Lees Cynthia, Shen Victor, Brommage Robert
Department of Pathology, Section on Comparative Medicine, Winston Salem, NC, USA.
Menopause. 2007 Jan-Feb;14(1):97-105. doi: 10.1097/01.gme.0000227858.50473.69.
The purpose of this study was to evaluate the effects on bone of two doses of the selective estrogen receptor modulator lasofoxifene in surgically postmenopausal cynomolgus monkeys for 24 months. The primary endpoint of this study was biomechanical testing of animals treated for 2 years.
The design of the study was a five-group (sham-ovariectomy, ovariectomy, conjugated [0.02 mg/kg], and two doses of lasofoxifene [1.0 and 5.0 mg/kg]), parallel arm design, with the treatments lasting for 24 months. Bone biomarker and estradiol data were collected at baseline and 3, 6, 12, 18, and 24 months after surgery. Vertebral bone mineral density was determined at baseline and every 6 months after ovariectomy. Hip bone density was determined at baseline and 12 and 24 months postovariectomy. Iliac bone biopsies were collected at 7 months, and the second lumbar vertebra and left femur were collected at 24 months after initiation of treatment for histomorphometric examination. The third lumbar vertebra and right femur were tested for mechanical strength after 24 months of treatment.

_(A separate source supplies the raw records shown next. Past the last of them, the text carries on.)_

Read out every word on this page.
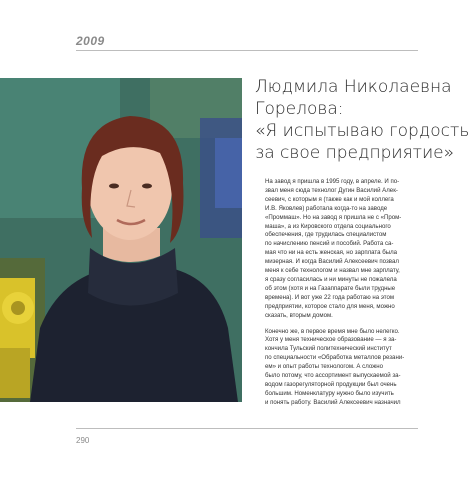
2009
Людмила Николаевна
Горелова:
«Я испытываю гордость
за свое предприятие»
На завод я пришла в 1995 году, в апреле. И по-
звал меня сюда технолог Дугин Василий Алек-
сеевич, с которым я (также как и мой коллега
И.В. Яковлев) работала когда-то на заводе
«Проммаш». Но на завод я пришла не с «Пром-
маша», а из Кировского отдела социального
обеспечения, где трудилась специалистом
по начислению пенсий и пособий. Работа са-
мая что ни на есть женская, но зарплата была
мизерная. И когда Василий Алексеевич позвал
меня к себе технологом и назвал мне зарплату,
я сразу согласилась и ни минуты не пожалела
об этом (хотя и на Газаппарате были трудные
времена). И вот уже 22 года работаю на этом
предприятии, которое стало для меня, можно
сказать, вторым домом.
Конечно же, в первое время мне было нелегко.
Хотя у меня техническое образование — я за-
кончила Тульский политехнический институт
по специальности «Обработка металлов резани-
ем» и опыт работы технологом. А сложно
было потому, что ассортимент выпускаемой за-
водом газорегуляторной продукции был очень
большим. Номенклатуру нужно было изучить
и понять работу. Василий Алексеевич назначил
290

Lasofoxifene and conjugated estrogens prevented ovariectomy-induced increases in serum alkaline phosphatase and CrossLaps and resulted in increased vertebral (all three treatments) and hip (conjugated estrogens and high-dose lasofoxifene only) bone mineral density, although both doses of lasofoxifene exceeded the doses projected to be used in women. In the 7-month iliac biopsy specimens, both doses of lasofoxifene reduced bone turnover rates. These histomorphometric changes were not present in either the vertebral or femoral compartments measured after 24 months of treatment. Lasofoxifene-treated animals did not differ from ovariectomized controls in mechanical strength testing of either the third lumbar vertebra or right femur.
Lasofoxifene prevented ovariectomy-induced increased bone turnover and loss of bone mineral density without having a detrimental effect on bone strength.
本研究旨在评估两种剂量的选择性雌激素受体调节剂拉索昔芬对手术绝经后的食蟹猴骨骼的影响,为期24个月。本研究的主要终点是对接受2年治疗的动物进行生物力学测试。
该研究采用五组(假卵巢切除、卵巢切除、共轭雌激素[0.02mg/kg]以及两种剂量的拉索昔芬[1.0和5.0mg/kg])平行组设计,治疗持续24个月。在基线以及术后3、6、12、18和24个月收集骨生物标志物和雌二醇数据。在基线以及卵巢切除术后每6个月测定椎体骨矿物质密度。在基线以及卵巢切除术后12和24个月测定髋部骨密度。在治疗开始后7个月采集髂骨活检样本,在治疗24个月后采集第二腰椎和左股骨进行组织形态计量学检查。在治疗24个月后对第三腰椎和右股骨进行力学强度测试。
拉索昔芬和共轭雌激素可预防卵巢切除引起的血清碱性磷酸酶和交联C端肽增加,并导致椎体(所有三种治疗)和髋部(仅共轭雌激素和高剂量拉索昔芬)骨矿物质密度增加,尽管两种剂量的拉索昔芬均超过预计用于女性的剂量。在7个月时的髂骨活检样本中,两种剂量的拉索昔芬均降低了骨转换率。在治疗24个月后测量的椎体或股骨部分中未出现这些组织形态计量学变化。在第三腰椎或右股骨的力学强度测试中,接受拉索昔芬治疗的动物与卵巢切除对照组无差异。
拉索昔芬可预防卵巢切除引起的骨转换增加和骨矿物质密度丢失,且对骨强度无不利影响。